When Paul called Jehovah “my God” it was because loved Him.
It wasn’t out of fear that he used those words – it was with joy. There are tens of thousands of people who are bowing before their idols today, because they believe that if they don’t they will be somehow struck down. Once again this last week Indonesia has been hit with a 7.1 earthquake, killing many people. But that was actually the third of the week, with the previous quake being a 7.6, and the first being 8.1. And you can be sure that the 235 million Muslims and Hindus of Indonesia are cowering in fear before their army of false gods. But not only is it people like those folk who quail before their gods in fear. There are millions of people hiding under the blanket of Christendom who do the same, while people next to them bow in indifference and others bow out of habit. All of them might call some deity “their god,” but it was not with the same heart that Paul used those words.
I suppose that most professing Christians know the words of Matthew 22:37. But they know them only as sounds carried on the wind. They don’t know them as the greatest, and most important, of all the commandments of God. “Then one of them, which was a lawyer, asked him a question, tempting him, and saying, Master, which is the great commandment in the law? Jesus said unto him, Thou shalt love the Lord thy God with all thy heart, and with all thy soul, and with all thy mind. This is the first and great commandment.” When Paul said that Jehovah was “his God,” he did so in accordance with Jesus’ words in Matthew 22. But when Paul said that God was “his God,” it wasn’t in order to obey Jesus or Moses – who first uttered them in Deuteronomy 6. The original law of God often comes across in a confusion of emotions and Deuteronomy 6 is no exception: “Now these are the commandments, the statutes, and the judgments, which the LORD your God commanded to teach you, that ye might do them in the land whither ye go to possess it: That thou mightest fear the LORD thy God, to keep all his statutes and his commandments, which I command thee, thou, and thy son, and thy son’s son, all the days of thy life; and that thy days may be prolonged. Hear, O Israel: The LORD our God is one LORD: And thou shalt love the LORD thy God with all thine heart, and with all thy soul, and with all thy might.”

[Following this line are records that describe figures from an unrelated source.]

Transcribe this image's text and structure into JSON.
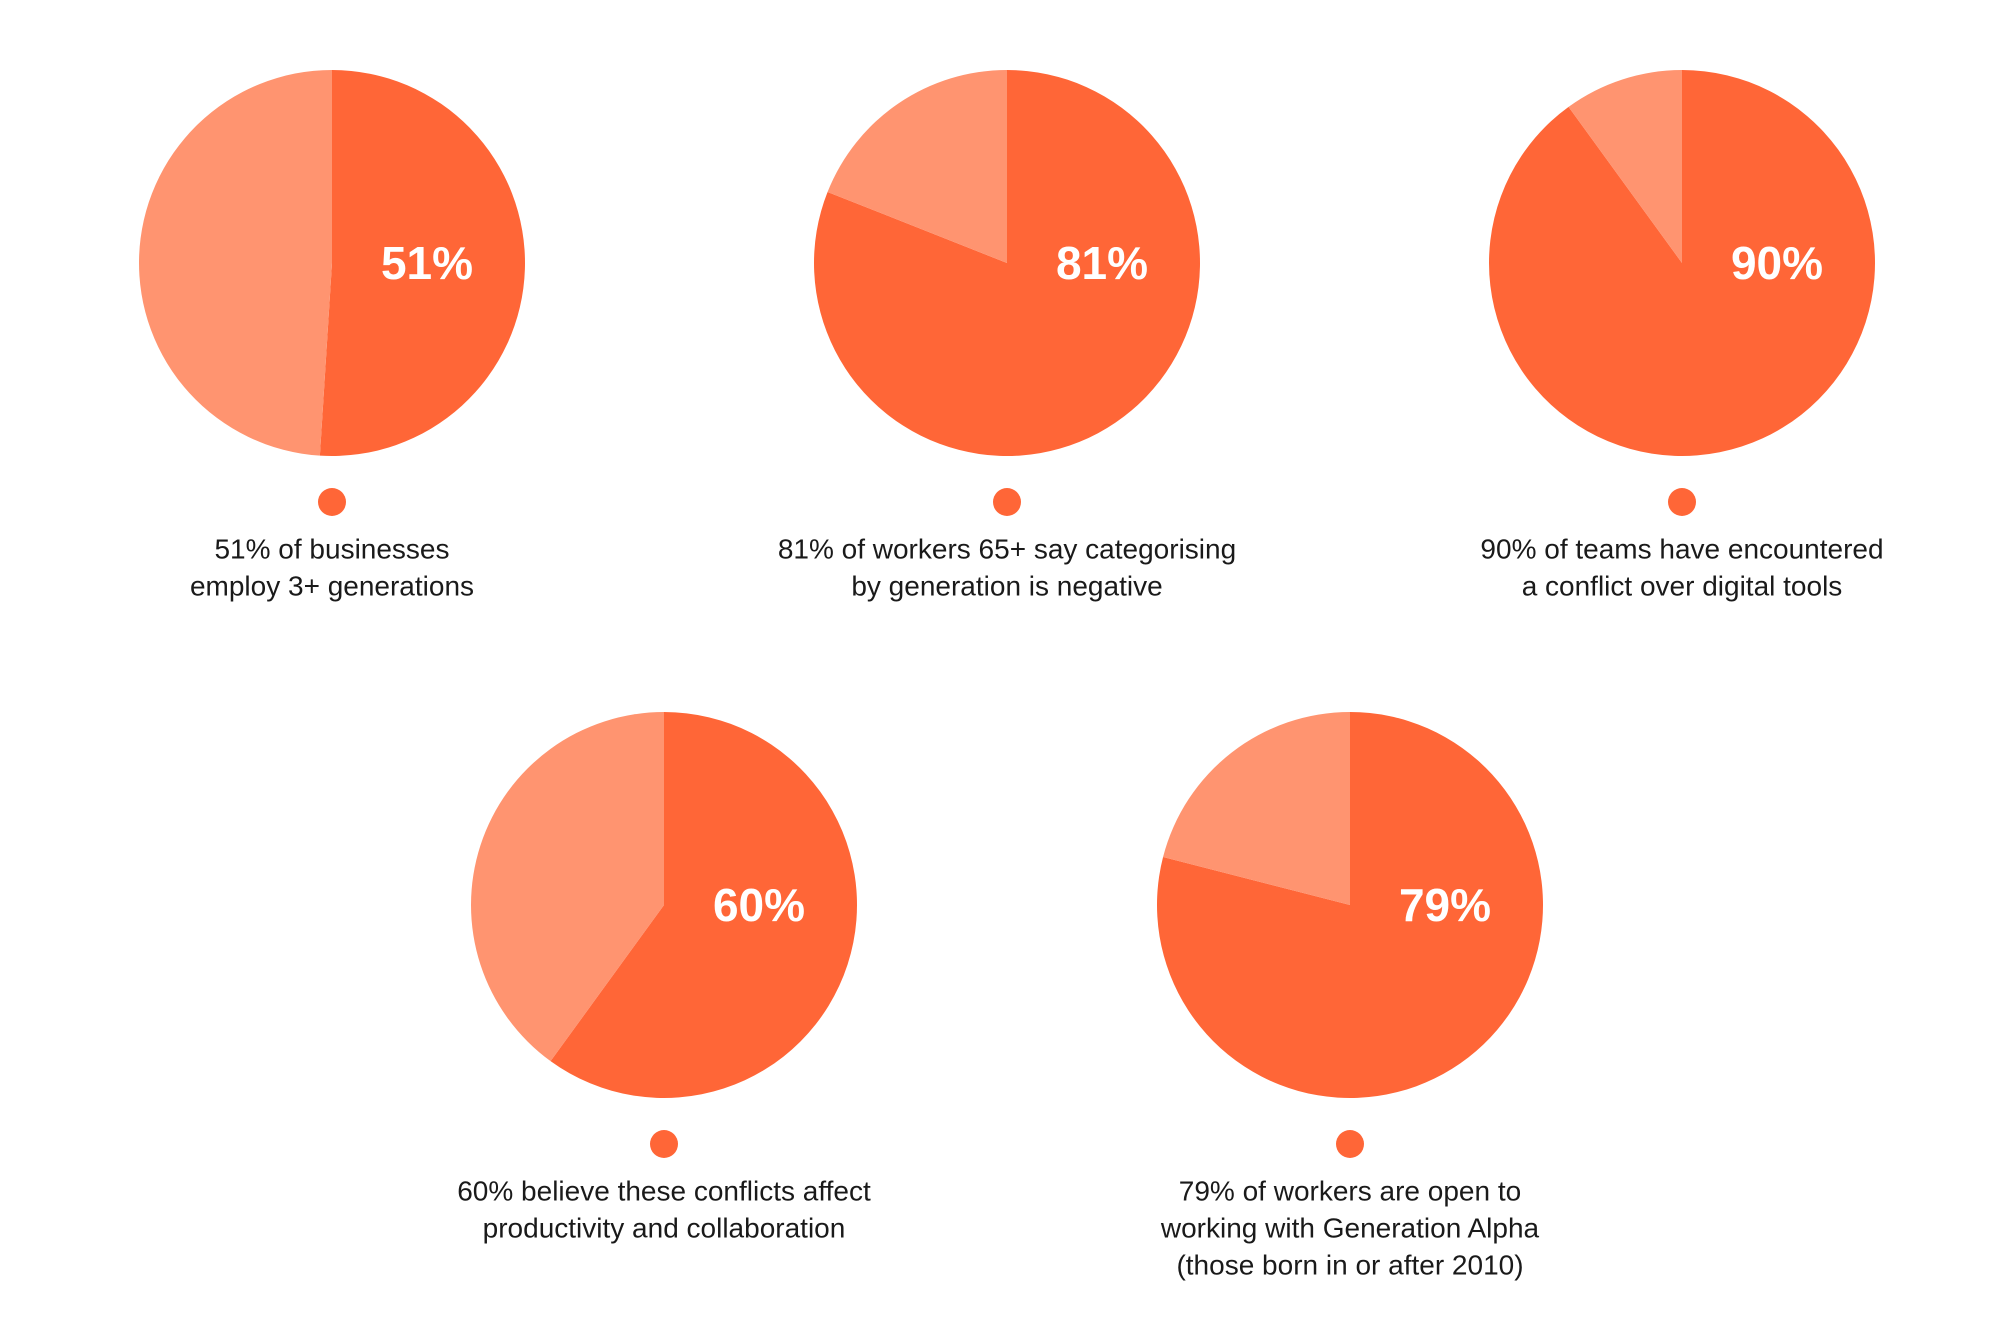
{
  "chart_data": [
    {
      "type": "pie",
      "values": [
        51,
        49
      ],
      "value_labels": [
        "51%",
        null
      ],
      "colors": [
        "#ff6637",
        "#ff9470"
      ],
      "caption": [
        "51% of businesses",
        "employ 3+ generations"
      ]
    },
    {
      "type": "pie",
      "values": [
        81,
        19
      ],
      "value_labels": [
        "81%",
        null
      ],
      "colors": [
        "#ff6637",
        "#ff9470"
      ],
      "caption": [
        "81% of workers 65+ say categorising",
        "by generation is negative"
      ]
    },
    {
      "type": "pie",
      "values": [
        90,
        10
      ],
      "value_labels": [
        "90%",
        null
      ],
      "colors": [
        "#ff6637",
        "#ff9470"
      ],
      "caption": [
        "90% of teams have encountered",
        "a conflict over digital tools"
      ]
    },
    {
      "type": "pie",
      "values": [
        60,
        40
      ],
      "value_labels": [
        "60%",
        null
      ],
      "colors": [
        "#ff6637",
        "#ff9470"
      ],
      "caption": [
        "60% believe these conflicts affect",
        "productivity and collaboration"
      ]
    },
    {
      "type": "pie",
      "values": [
        79,
        21
      ],
      "value_labels": [
        "79%",
        null
      ],
      "colors": [
        "#ff6637",
        "#ff9470"
      ],
      "caption": [
        "79% of workers are open to",
        "working with Generation Alpha",
        "(those born in or after 2010)"
      ]
    }
  ]
}
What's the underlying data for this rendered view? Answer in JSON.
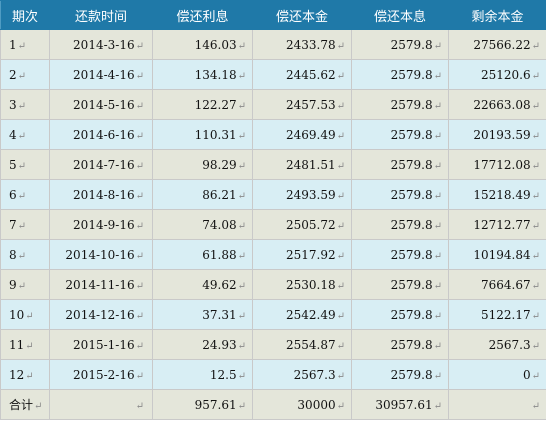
{
  "columns": [
    "期次",
    "还款时间",
    "偿还利息",
    "偿还本金",
    "偿还本息",
    "剩余本金"
  ],
  "rows": [
    [
      "1",
      "2014-3-16",
      "146.03",
      "2433.78",
      "2579.8",
      "27566.22"
    ],
    [
      "2",
      "2014-4-16",
      "134.18",
      "2445.62",
      "2579.8",
      "25120.6"
    ],
    [
      "3",
      "2014-5-16",
      "122.27",
      "2457.53",
      "2579.8",
      "22663.08"
    ],
    [
      "4",
      "2014-6-16",
      "110.31",
      "2469.49",
      "2579.8",
      "20193.59"
    ],
    [
      "5",
      "2014-7-16",
      "98.29",
      "2481.51",
      "2579.8",
      "17712.08"
    ],
    [
      "6",
      "2014-8-16",
      "86.21",
      "2493.59",
      "2579.8",
      "15218.49"
    ],
    [
      "7",
      "2014-9-16",
      "74.08",
      "2505.72",
      "2579.8",
      "12712.77"
    ],
    [
      "8",
      "2014-10-16",
      "61.88",
      "2517.92",
      "2579.8",
      "10194.84"
    ],
    [
      "9",
      "2014-11-16",
      "49.62",
      "2530.18",
      "2579.8",
      "7664.67"
    ],
    [
      "10",
      "2014-12-16",
      "37.31",
      "2542.49",
      "2579.8",
      "5122.17"
    ],
    [
      "11",
      "2015-1-16",
      "24.93",
      "2554.87",
      "2579.8",
      "2567.3"
    ],
    [
      "12",
      "2015-2-16",
      "12.5",
      "2567.3",
      "2579.8",
      "0"
    ]
  ],
  "total": [
    "合计",
    "",
    "957.61",
    "30000",
    "30957.61",
    ""
  ],
  "paragraph_mark": "↵",
  "colors": {
    "header_bg": "#1f79a8",
    "row_odd_bg": "#e4e6da",
    "row_even_bg": "#d8eef4",
    "border": "#c9c9c9"
  }
}
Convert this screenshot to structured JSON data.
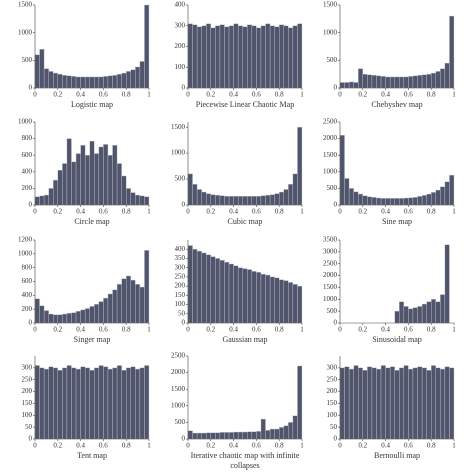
{
  "chart_data": [
    {
      "type": "histogram",
      "title": "Logistic map",
      "color": "#50556b",
      "xlim": [
        0,
        1
      ],
      "xticks": [
        0,
        0.2,
        0.4,
        0.6,
        0.8,
        1
      ],
      "ylim": [
        0,
        1500
      ],
      "yticks": [
        0,
        500,
        1000,
        1500
      ],
      "bins": [
        0,
        0.04,
        0.08,
        0.12,
        0.16,
        0.2,
        0.24,
        0.28,
        0.32,
        0.36,
        0.4,
        0.44,
        0.48,
        0.52,
        0.56,
        0.6,
        0.64,
        0.68,
        0.72,
        0.76,
        0.8,
        0.84,
        0.88,
        0.92,
        0.96,
        1
      ],
      "values": [
        600,
        700,
        350,
        300,
        270,
        250,
        230,
        220,
        210,
        200,
        200,
        200,
        200,
        200,
        200,
        210,
        220,
        230,
        250,
        270,
        300,
        330,
        380,
        480,
        1500
      ]
    },
    {
      "type": "histogram",
      "title": "Piecewise Linear Chaotic Map",
      "color": "#50556b",
      "xlim": [
        0,
        1
      ],
      "xticks": [
        0,
        0.2,
        0.4,
        0.6,
        0.8,
        1
      ],
      "ylim": [
        0,
        400
      ],
      "yticks": [
        0,
        100,
        200,
        300,
        400
      ],
      "bins": [
        0,
        0.04,
        0.08,
        0.12,
        0.16,
        0.2,
        0.24,
        0.28,
        0.32,
        0.36,
        0.4,
        0.44,
        0.48,
        0.52,
        0.56,
        0.6,
        0.64,
        0.68,
        0.72,
        0.76,
        0.8,
        0.84,
        0.88,
        0.92,
        0.96,
        1
      ],
      "values": [
        310,
        305,
        295,
        300,
        310,
        290,
        300,
        305,
        295,
        300,
        310,
        300,
        295,
        305,
        300,
        290,
        300,
        310,
        300,
        295,
        305,
        300,
        290,
        300,
        310
      ]
    },
    {
      "type": "histogram",
      "title": "Chebyshev map",
      "color": "#50556b",
      "xlim": [
        0,
        1
      ],
      "xticks": [
        0,
        0.2,
        0.4,
        0.6,
        0.8,
        1
      ],
      "ylim": [
        0,
        1500
      ],
      "yticks": [
        0,
        500,
        1000,
        1500
      ],
      "bins": [
        0,
        0.04,
        0.08,
        0.12,
        0.16,
        0.2,
        0.24,
        0.28,
        0.32,
        0.36,
        0.4,
        0.44,
        0.48,
        0.52,
        0.56,
        0.6,
        0.64,
        0.68,
        0.72,
        0.76,
        0.8,
        0.84,
        0.88,
        0.92,
        0.96,
        1
      ],
      "values": [
        100,
        100,
        110,
        100,
        350,
        250,
        240,
        230,
        220,
        210,
        200,
        200,
        200,
        200,
        200,
        210,
        220,
        230,
        240,
        250,
        270,
        300,
        350,
        450,
        1300
      ]
    },
    {
      "type": "histogram",
      "title": "Circle map",
      "color": "#50556b",
      "xlim": [
        0,
        1
      ],
      "xticks": [
        0,
        0.2,
        0.4,
        0.6,
        0.8,
        1
      ],
      "ylim": [
        0,
        1000
      ],
      "yticks": [
        0,
        200,
        400,
        600,
        800,
        1000
      ],
      "bins": [
        0,
        0.04,
        0.08,
        0.12,
        0.16,
        0.2,
        0.24,
        0.28,
        0.32,
        0.36,
        0.4,
        0.44,
        0.48,
        0.52,
        0.56,
        0.6,
        0.64,
        0.68,
        0.72,
        0.76,
        0.8,
        0.84,
        0.88,
        0.92,
        0.96,
        1
      ],
      "values": [
        100,
        110,
        120,
        200,
        300,
        420,
        500,
        800,
        520,
        620,
        720,
        600,
        770,
        620,
        700,
        730,
        600,
        720,
        500,
        350,
        200,
        150,
        120,
        110,
        100
      ]
    },
    {
      "type": "histogram",
      "title": "Cubic map",
      "color": "#50556b",
      "xlim": [
        0,
        1
      ],
      "xticks": [
        0,
        0.2,
        0.4,
        0.6,
        0.8,
        1
      ],
      "ylim": [
        0,
        1600
      ],
      "yticks": [
        0,
        500,
        1000,
        1500
      ],
      "bins": [
        0,
        0.04,
        0.08,
        0.12,
        0.16,
        0.2,
        0.24,
        0.28,
        0.32,
        0.36,
        0.4,
        0.44,
        0.48,
        0.52,
        0.56,
        0.6,
        0.64,
        0.68,
        0.72,
        0.76,
        0.8,
        0.84,
        0.88,
        0.92,
        0.96,
        1
      ],
      "values": [
        600,
        400,
        300,
        250,
        220,
        200,
        190,
        180,
        170,
        170,
        170,
        170,
        170,
        170,
        170,
        170,
        180,
        190,
        200,
        220,
        250,
        300,
        400,
        600,
        1500
      ]
    },
    {
      "type": "histogram",
      "title": "Sine map",
      "color": "#50556b",
      "xlim": [
        0,
        1
      ],
      "xticks": [
        0,
        0.2,
        0.4,
        0.6,
        0.8,
        1
      ],
      "ylim": [
        0,
        2500
      ],
      "yticks": [
        0,
        500,
        1000,
        1500,
        2000,
        2500
      ],
      "bins": [
        0,
        0.04,
        0.08,
        0.12,
        0.16,
        0.2,
        0.24,
        0.28,
        0.32,
        0.36,
        0.4,
        0.44,
        0.48,
        0.52,
        0.56,
        0.6,
        0.64,
        0.68,
        0.72,
        0.76,
        0.8,
        0.84,
        0.88,
        0.92,
        0.96,
        1
      ],
      "values": [
        2100,
        800,
        500,
        400,
        330,
        280,
        250,
        230,
        210,
        200,
        200,
        200,
        200,
        200,
        210,
        220,
        230,
        260,
        290,
        330,
        380,
        450,
        550,
        700,
        900
      ]
    },
    {
      "type": "histogram",
      "title": "Singer map",
      "color": "#50556b",
      "xlim": [
        0,
        1
      ],
      "xticks": [
        0,
        0.2,
        0.4,
        0.6,
        0.8,
        1
      ],
      "ylim": [
        0,
        1200
      ],
      "yticks": [
        0,
        200,
        400,
        600,
        800,
        1000,
        1200
      ],
      "bins": [
        0,
        0.04,
        0.08,
        0.12,
        0.16,
        0.2,
        0.24,
        0.28,
        0.32,
        0.36,
        0.4,
        0.44,
        0.48,
        0.52,
        0.56,
        0.6,
        0.64,
        0.68,
        0.72,
        0.76,
        0.8,
        0.84,
        0.88,
        0.92,
        0.96,
        1
      ],
      "values": [
        350,
        250,
        180,
        130,
        120,
        120,
        130,
        140,
        150,
        170,
        190,
        210,
        240,
        270,
        310,
        360,
        420,
        480,
        560,
        640,
        680,
        620,
        560,
        520,
        1050
      ]
    },
    {
      "type": "histogram",
      "title": "Gaussian map",
      "color": "#50556b",
      "xlim": [
        0,
        1
      ],
      "xticks": [
        0,
        0.2,
        0.4,
        0.6,
        0.8,
        1
      ],
      "ylim": [
        0,
        450
      ],
      "yticks": [
        0,
        50,
        100,
        150,
        200,
        250,
        300,
        350,
        400
      ],
      "bins": [
        0,
        0.04,
        0.08,
        0.12,
        0.16,
        0.2,
        0.24,
        0.28,
        0.32,
        0.36,
        0.4,
        0.44,
        0.48,
        0.52,
        0.56,
        0.6,
        0.64,
        0.68,
        0.72,
        0.76,
        0.8,
        0.84,
        0.88,
        0.92,
        0.96,
        1
      ],
      "values": [
        420,
        400,
        390,
        380,
        370,
        360,
        350,
        340,
        330,
        320,
        310,
        300,
        295,
        290,
        280,
        275,
        265,
        260,
        250,
        245,
        235,
        230,
        220,
        210,
        200
      ]
    },
    {
      "type": "histogram",
      "title": "Sinusoidal map",
      "color": "#50556b",
      "xlim": [
        0,
        1
      ],
      "xticks": [
        0,
        0.2,
        0.4,
        0.6,
        0.8,
        1
      ],
      "ylim": [
        0,
        3500
      ],
      "yticks": [
        0,
        500,
        1000,
        1500,
        2000,
        2500,
        3000,
        3500
      ],
      "bins": [
        0,
        0.04,
        0.08,
        0.12,
        0.16,
        0.2,
        0.24,
        0.28,
        0.32,
        0.36,
        0.4,
        0.44,
        0.48,
        0.52,
        0.56,
        0.6,
        0.64,
        0.68,
        0.72,
        0.76,
        0.8,
        0.84,
        0.88,
        0.92,
        0.96,
        1
      ],
      "values": [
        0,
        0,
        0,
        0,
        0,
        0,
        0,
        0,
        0,
        0,
        0,
        0,
        500,
        900,
        700,
        600,
        650,
        700,
        800,
        900,
        1000,
        900,
        1200,
        3300,
        0
      ]
    },
    {
      "type": "histogram",
      "title": "Tent map",
      "color": "#50556b",
      "xlim": [
        0,
        1
      ],
      "xticks": [
        0,
        0.2,
        0.4,
        0.6,
        0.8,
        1
      ],
      "ylim": [
        0,
        350
      ],
      "yticks": [
        0,
        50,
        100,
        150,
        200,
        250,
        300
      ],
      "bins": [
        0,
        0.04,
        0.08,
        0.12,
        0.16,
        0.2,
        0.24,
        0.28,
        0.32,
        0.36,
        0.4,
        0.44,
        0.48,
        0.52,
        0.56,
        0.6,
        0.64,
        0.68,
        0.72,
        0.76,
        0.8,
        0.84,
        0.88,
        0.92,
        0.96,
        1
      ],
      "values": [
        310,
        300,
        295,
        305,
        300,
        290,
        300,
        310,
        300,
        295,
        305,
        300,
        290,
        300,
        310,
        305,
        295,
        300,
        310,
        290,
        300,
        305,
        295,
        300,
        310
      ]
    },
    {
      "type": "histogram",
      "title": "Iterative chaotic map with infinite collapses",
      "color": "#50556b",
      "xlim": [
        0,
        1
      ],
      "xticks": [
        0,
        0.2,
        0.4,
        0.6,
        0.8,
        1
      ],
      "ylim": [
        0,
        2500
      ],
      "yticks": [
        0,
        500,
        1000,
        1500,
        2000,
        2500
      ],
      "bins": [
        0,
        0.04,
        0.08,
        0.12,
        0.16,
        0.2,
        0.24,
        0.28,
        0.32,
        0.36,
        0.4,
        0.44,
        0.48,
        0.52,
        0.56,
        0.6,
        0.64,
        0.68,
        0.72,
        0.76,
        0.8,
        0.84,
        0.88,
        0.92,
        0.96,
        1
      ],
      "values": [
        250,
        180,
        180,
        180,
        190,
        190,
        190,
        200,
        200,
        200,
        210,
        210,
        210,
        220,
        220,
        230,
        600,
        260,
        300,
        300,
        350,
        400,
        500,
        700,
        2200
      ]
    },
    {
      "type": "histogram",
      "title": "Bernoulli map",
      "color": "#50556b",
      "xlim": [
        0,
        1
      ],
      "xticks": [
        0,
        0.2,
        0.4,
        0.6,
        0.8,
        1
      ],
      "ylim": [
        0,
        350
      ],
      "yticks": [
        0,
        50,
        100,
        150,
        200,
        250,
        300
      ],
      "bins": [
        0,
        0.04,
        0.08,
        0.12,
        0.16,
        0.2,
        0.24,
        0.28,
        0.32,
        0.36,
        0.4,
        0.44,
        0.48,
        0.52,
        0.56,
        0.6,
        0.64,
        0.68,
        0.72,
        0.76,
        0.8,
        0.84,
        0.88,
        0.92,
        0.96,
        1
      ],
      "values": [
        300,
        305,
        295,
        310,
        300,
        290,
        305,
        300,
        295,
        310,
        300,
        305,
        290,
        300,
        310,
        295,
        300,
        305,
        300,
        290,
        310,
        300,
        295,
        305,
        300
      ]
    }
  ]
}
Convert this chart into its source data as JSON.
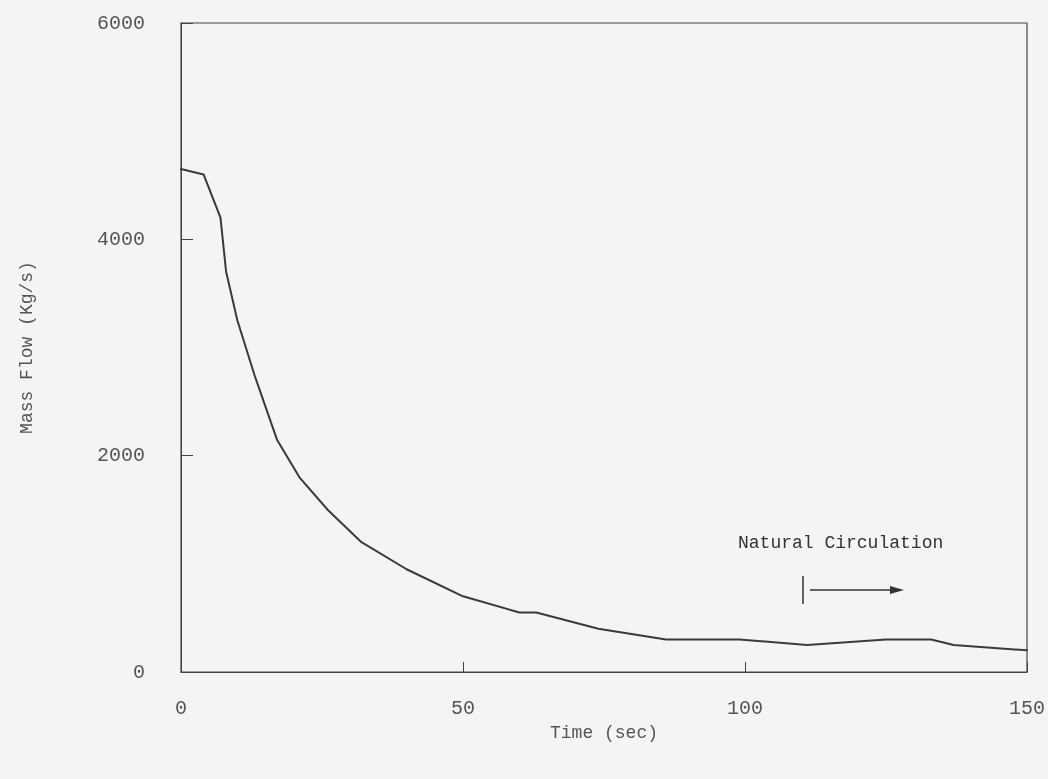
{
  "chart_data": {
    "type": "line",
    "xlabel": "Time (sec)",
    "ylabel": "Mass Flow (Kg/s)",
    "xlim": [
      0,
      150
    ],
    "xticks": [
      0,
      50,
      100,
      150
    ],
    "ylim": [
      0,
      6000
    ],
    "yticks": [
      0,
      2000,
      4000,
      6000
    ],
    "grid": false,
    "marker": "none",
    "line_style": "solid",
    "series": [
      {
        "color": "#3a3a3a",
        "x": [
          0,
          4,
          7,
          8,
          10,
          13,
          17,
          21,
          26,
          32,
          40,
          50,
          60,
          63,
          74,
          86,
          99,
          111,
          125,
          133,
          137,
          150
        ],
        "values": [
          4650,
          4600,
          4200,
          3700,
          3250,
          2750,
          2150,
          1800,
          1500,
          1200,
          950,
          700,
          550,
          550,
          400,
          300,
          300,
          250,
          300,
          300,
          250,
          200
        ]
      }
    ],
    "annotations": [
      "Natural Circulation"
    ]
  }
}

Paul’s God was at the center of that man’s heart in response for all the grace which God had poured upon him. It was for all the common blessings that so many of our neighbors enjoy – health, peace and prosperity. But it was also because Paul knew exactly how wicked his heart was. He knew exactly what it took to deliver him from his sins and from the wrath of God’s law and justice. He couldn’t help but to love the Lord because God had saved him – redeemed him – delivered him. In His Heavenly Father’s house there was a mansion awaiting him, graciously prepared by Christ Jesus. Christ had “made peace through the blood of his cross, by him to reconcile all things unto himself; by him, I say, whether they be things in earth, or things in heaven.”
And even Paul who was once alienated and an enemy of God through wicked works, had been reconciled to God by the death of Christ. “For God so loved the world, that he gave his only begotten Son, that whosoever believeth in him should not perish, but have everlasting life.” How could he not love the Lord who first loved Him? How could he not claim this saving God as his one and only God.
It is no small thing to be able to say Jehovah is “MY God.” Can you say it in the same way that Paul did? Have you been reconciled to God by the death of His Son?